This section is from the book "Text-Book On Domestic Art", by Carrie Crane Ingalls. Also available from Amazon: Textbook On Domestic Art: With Illustrations And Drafts.
The use of the iron is the last touch on finished work. It should be taught as soon as the first article is completed. Pressing is simplified by conveniences and shapes of all sorts. The skirt board, the egg or sleeve board, the tailor's pad, the seam board are all necessary for their respective work.
The board must have a smooth, tightened surface of heavy cotton, either bleached or unbleached as sheeting (never a twilled or corded cloth) with a good padding underneath. Tack or fasten this padding to the board as it is not to be removed. Cotton blanketing doubled is recommended for padding. The outer sheet of all should be stretched firm and smooth and never allowed to become so worn and soiled that the padding will also become dingy.
Irons of medium size and weight (7 pounds), either pointed both ends or triangle shape, are used for ordinary pressing. Tailors use a goose iron from 10 to 16 pounds. It is long and narrow with a short, blunt point.
The sleeve iron is very narrow, with a long point in order that it may reach into the gathers of the sleeve. A later design of sleeve iron is made egg shaped with a handle for heating, which rests on a stand about a foot high. The sleeve is then passed quickly over this heated surface. The sleeve board is also long and narrow and is mounted on a base or stand, so the sleeve will slip over it and can be turned on all sides; the ends are rounded, one being larger than the other for the top of sleeve. The entire length of the board is about the length of the average sleeve.
The skirt board is also shaped larger at one end than the other and should be longer than the skirt length. A satisfactory board is l 3/4 yards long by 14 inches at one end and 7 inches at the other.
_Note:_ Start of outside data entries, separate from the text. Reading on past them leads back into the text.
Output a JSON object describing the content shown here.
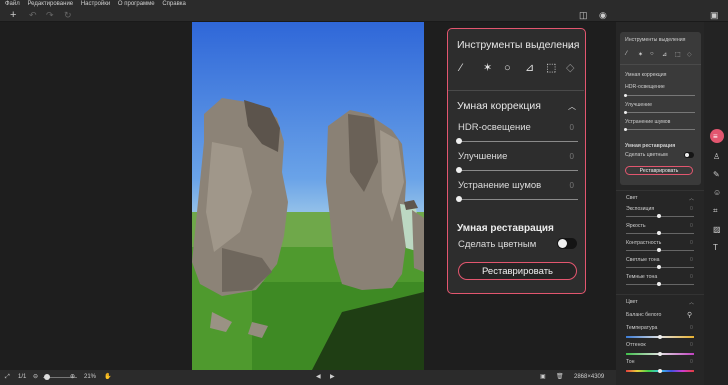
{
  "menu": [
    "Файл",
    "Редактирование",
    "Настройки",
    "О программе",
    "Справка"
  ],
  "toolbar": {
    "add_icon": "+",
    "undo_icon": "↶",
    "redo_icon": "↷",
    "reset_icon": "↻",
    "compare_icon": "◫",
    "eye_icon": "◉",
    "save_icon": "▣"
  },
  "popup": {
    "selection_title": "Инструменты выделения",
    "tools": [
      "brush",
      "magic-wand",
      "lasso",
      "polygon-lasso",
      "rect-select",
      "eraser"
    ],
    "tool_glyphs": [
      "⁄",
      "✶",
      "○",
      "⊿",
      "⬚",
      "◇"
    ],
    "smart_title": "Умная коррекция",
    "sliders": [
      {
        "label": "HDR-освещение",
        "value": "0"
      },
      {
        "label": "Улучшение",
        "value": "0"
      },
      {
        "label": "Устранение шумов",
        "value": "0"
      }
    ],
    "restore_title": "Умная реставрация",
    "colorize_label": "Сделать цветным",
    "colorize_on": false,
    "restore_button": "Реставрировать"
  },
  "mini_panel": {
    "selection_title": "Инструменты выделения",
    "smart_title": "Умная коррекция",
    "items": [
      "HDR-освещение",
      "Улучшение",
      "Устранение шумов"
    ],
    "restore_title": "Умная реставрация",
    "colorize_label": "Сделать цветным",
    "restore_button": "Реставрировать"
  },
  "light_section": {
    "title": "Свет",
    "items": [
      "Экспозиция",
      "Яркость",
      "Контрастность",
      "Светлые тона",
      "Темные тона"
    ],
    "values": [
      "0",
      "0",
      "0",
      "0",
      "0"
    ]
  },
  "color_section": {
    "title": "Цвет",
    "white_balance": "Баланс белого",
    "items": [
      "Температура",
      "Оттенок",
      "Тон"
    ],
    "values": [
      "0",
      "0",
      "0"
    ]
  },
  "bottom": {
    "page": "1/1",
    "zoom": "21%",
    "dimensions": "2868×4309",
    "prev_icon": "◀",
    "next_icon": "▶"
  },
  "strip_icons": [
    "adjust-icon",
    "stamp-icon",
    "paint-icon",
    "face-icon",
    "crop-icon",
    "frame-icon",
    "text-icon"
  ],
  "colors": {
    "accent": "#e3566f",
    "panel": "#2d2d2d",
    "background": "#1e1e1e"
  }
}
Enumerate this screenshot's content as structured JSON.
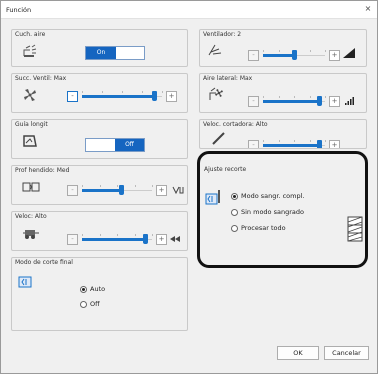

There should be a stand for the iron together with cloth, wax or paper for cleaning it, and a sponge or cloth for dampening materials used. If too hot, the iron will scorch, if too cool it will smirch and leave a yellow streak. When rusty, clean iron with sand soap or fine sand paper, rubbing over wax or paraffin. With starched and white pieces this is especially necessary. Different materials are treated differently. Cloth with a nap should be pressed the way the nap runs. Silk should not have too hot or heavy an iron, as the stiffness will come out. Serges and woolen goods must not be pressed too heavily or too dry, and never on the right side, without a cloth over it as it becomes "shiny." With some shades of cotton, linen, etc., a chemical action takes place if too hot an iron is applied, and the color can not be restored.